Los últimos días han sido especialmente sangrientos por lo que se refiere a los numerosos casos de violencia doméstica que se han registrado en diversos rincones de la geografía española. El número de mujeres fallecidas a manos de sus maridos, novios o compañeros sentimentales, continúa creciendo día a día y hace que debamos cuestionarnos de forma muy seria las medidas existentes en la actualidad para luchar contra este goteo de víctimas de una sinrazón que debería evitarse a toda costa.
Analizando muchos de estos casos nos encontramos con sorprendentes reincidencias, con denuncias previas de los agresores e incluso con órdenes judiciales de alejamiento, que estos asesinos, obviamente, incumplen para asestar el brutal y definitivo golpe final a unas personas que consideran un mero objeto de su propiedad. Es evidente, ante estas circunstancias, que algo está fallando en los mecanismos de control que deberían ejercerse de forma férrea sobre estos individuos capaces de las más absurdas atrocidades. Si el Gobierno ha hecho algo en este terreno, desgraciadamente se manifiesta como insuficiente y debería replantearse cómo luchar de forma efectiva contra esta plaga.

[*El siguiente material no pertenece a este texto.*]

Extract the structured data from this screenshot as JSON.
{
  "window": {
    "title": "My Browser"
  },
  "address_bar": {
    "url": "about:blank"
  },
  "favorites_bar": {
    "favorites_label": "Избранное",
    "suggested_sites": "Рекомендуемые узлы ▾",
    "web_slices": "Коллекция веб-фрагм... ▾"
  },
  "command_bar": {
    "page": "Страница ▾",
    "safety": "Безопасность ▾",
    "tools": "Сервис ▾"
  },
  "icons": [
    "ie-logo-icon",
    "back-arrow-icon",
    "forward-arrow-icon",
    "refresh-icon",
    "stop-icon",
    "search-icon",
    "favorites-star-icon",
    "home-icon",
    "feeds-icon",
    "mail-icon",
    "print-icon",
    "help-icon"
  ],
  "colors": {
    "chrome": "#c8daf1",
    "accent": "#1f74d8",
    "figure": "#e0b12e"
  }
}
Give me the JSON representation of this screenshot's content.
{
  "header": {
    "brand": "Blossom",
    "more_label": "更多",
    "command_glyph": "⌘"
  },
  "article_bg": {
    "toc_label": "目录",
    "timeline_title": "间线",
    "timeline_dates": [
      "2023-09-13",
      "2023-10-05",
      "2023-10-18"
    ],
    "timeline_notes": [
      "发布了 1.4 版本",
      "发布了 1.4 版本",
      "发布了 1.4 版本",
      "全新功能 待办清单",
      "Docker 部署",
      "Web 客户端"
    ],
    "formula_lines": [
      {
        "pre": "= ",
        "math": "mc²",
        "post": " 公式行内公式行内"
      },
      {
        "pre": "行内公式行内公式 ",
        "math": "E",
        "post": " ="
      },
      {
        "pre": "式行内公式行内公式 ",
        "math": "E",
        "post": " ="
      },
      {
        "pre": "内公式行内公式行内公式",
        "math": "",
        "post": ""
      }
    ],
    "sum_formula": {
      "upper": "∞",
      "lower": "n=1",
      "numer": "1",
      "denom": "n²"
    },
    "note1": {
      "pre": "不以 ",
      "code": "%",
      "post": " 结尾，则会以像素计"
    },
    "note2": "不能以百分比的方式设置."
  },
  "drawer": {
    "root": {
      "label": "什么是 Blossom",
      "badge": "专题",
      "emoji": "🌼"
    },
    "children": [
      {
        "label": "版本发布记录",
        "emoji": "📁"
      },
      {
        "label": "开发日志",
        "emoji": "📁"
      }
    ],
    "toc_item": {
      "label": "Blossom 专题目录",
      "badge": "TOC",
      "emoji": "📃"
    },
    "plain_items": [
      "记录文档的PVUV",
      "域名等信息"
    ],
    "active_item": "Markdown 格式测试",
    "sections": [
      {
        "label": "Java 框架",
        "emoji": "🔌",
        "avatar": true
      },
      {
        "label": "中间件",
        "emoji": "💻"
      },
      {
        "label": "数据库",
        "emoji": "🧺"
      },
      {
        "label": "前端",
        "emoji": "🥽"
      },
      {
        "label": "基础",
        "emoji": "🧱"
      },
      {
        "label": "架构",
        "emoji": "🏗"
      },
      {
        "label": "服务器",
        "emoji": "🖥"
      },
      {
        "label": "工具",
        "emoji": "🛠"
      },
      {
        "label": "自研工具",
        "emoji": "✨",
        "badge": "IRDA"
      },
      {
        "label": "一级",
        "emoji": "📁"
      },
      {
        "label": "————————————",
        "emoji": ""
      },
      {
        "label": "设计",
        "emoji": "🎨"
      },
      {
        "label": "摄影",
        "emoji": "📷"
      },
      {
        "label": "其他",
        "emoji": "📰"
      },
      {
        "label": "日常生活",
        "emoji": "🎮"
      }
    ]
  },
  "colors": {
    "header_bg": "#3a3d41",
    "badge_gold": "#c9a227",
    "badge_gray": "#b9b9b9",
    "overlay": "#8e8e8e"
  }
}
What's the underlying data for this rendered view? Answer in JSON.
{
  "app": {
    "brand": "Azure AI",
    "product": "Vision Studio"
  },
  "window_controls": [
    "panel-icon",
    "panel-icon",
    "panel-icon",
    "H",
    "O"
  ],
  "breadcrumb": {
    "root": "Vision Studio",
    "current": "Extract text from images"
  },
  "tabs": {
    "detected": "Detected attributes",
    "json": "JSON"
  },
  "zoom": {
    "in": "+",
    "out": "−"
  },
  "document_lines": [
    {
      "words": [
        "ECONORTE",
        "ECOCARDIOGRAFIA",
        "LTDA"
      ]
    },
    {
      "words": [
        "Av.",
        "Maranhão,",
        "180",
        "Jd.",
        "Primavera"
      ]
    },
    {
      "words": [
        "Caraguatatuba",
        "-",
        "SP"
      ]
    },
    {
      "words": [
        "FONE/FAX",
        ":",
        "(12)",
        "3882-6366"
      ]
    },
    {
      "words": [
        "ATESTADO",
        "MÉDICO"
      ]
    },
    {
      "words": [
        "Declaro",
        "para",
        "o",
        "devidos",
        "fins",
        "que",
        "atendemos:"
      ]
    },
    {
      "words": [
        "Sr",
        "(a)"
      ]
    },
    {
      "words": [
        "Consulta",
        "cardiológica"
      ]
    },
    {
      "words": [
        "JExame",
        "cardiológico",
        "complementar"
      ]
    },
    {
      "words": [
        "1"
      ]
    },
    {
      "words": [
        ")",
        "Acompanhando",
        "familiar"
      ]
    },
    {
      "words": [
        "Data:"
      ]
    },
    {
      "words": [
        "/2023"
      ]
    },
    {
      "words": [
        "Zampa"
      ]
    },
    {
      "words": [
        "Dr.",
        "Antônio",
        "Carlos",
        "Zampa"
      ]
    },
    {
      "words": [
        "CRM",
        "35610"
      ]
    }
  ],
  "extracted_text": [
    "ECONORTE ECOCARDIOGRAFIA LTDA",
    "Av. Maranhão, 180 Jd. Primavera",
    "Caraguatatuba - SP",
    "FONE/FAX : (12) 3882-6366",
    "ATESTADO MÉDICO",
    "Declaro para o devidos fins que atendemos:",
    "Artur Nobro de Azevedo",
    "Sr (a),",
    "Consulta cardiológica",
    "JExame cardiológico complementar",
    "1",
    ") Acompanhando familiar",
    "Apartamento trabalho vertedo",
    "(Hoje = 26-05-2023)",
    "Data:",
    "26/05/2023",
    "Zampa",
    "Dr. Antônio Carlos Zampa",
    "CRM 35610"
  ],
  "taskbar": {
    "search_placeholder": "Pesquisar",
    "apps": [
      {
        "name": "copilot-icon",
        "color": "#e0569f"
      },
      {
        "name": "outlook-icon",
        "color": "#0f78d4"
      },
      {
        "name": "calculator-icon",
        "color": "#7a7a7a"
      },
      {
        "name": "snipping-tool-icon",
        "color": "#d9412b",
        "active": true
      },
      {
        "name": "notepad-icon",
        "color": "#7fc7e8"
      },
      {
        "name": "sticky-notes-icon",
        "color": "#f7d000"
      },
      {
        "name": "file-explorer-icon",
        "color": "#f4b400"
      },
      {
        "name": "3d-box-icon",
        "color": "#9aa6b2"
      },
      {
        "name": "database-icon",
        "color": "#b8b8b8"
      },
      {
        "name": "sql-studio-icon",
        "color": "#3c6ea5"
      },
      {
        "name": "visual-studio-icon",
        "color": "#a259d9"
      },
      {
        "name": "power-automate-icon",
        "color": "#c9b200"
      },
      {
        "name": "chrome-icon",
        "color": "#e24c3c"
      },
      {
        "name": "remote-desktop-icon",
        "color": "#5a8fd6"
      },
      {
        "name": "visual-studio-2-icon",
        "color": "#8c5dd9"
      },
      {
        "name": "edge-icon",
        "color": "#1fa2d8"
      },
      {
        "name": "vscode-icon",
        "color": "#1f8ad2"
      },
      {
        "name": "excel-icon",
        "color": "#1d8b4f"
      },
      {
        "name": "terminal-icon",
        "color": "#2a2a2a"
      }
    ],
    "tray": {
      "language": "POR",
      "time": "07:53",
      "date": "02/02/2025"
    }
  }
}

Pero también la Justicia se ve salpicada por este fracaso. Abusadores que regresan a la calle por la decisión de un juez equivocado, sentencias condenatorias absolutamente irrisorias y con argumentos que rozan más los diálogos de Ionesco que el necesario razonamiento y la mesura. No es lo habitual, pero estos casos que en nada benefician la imagen y el buen hacer de la mayoría de los profesionales de la Justicia son reales. Y, en la raíz de esta lucha, naturalmente, debe estar una educación que entierre para siempre visiones anacrónicas, inmorales e irracionales de las relaciones entre los seres humanos.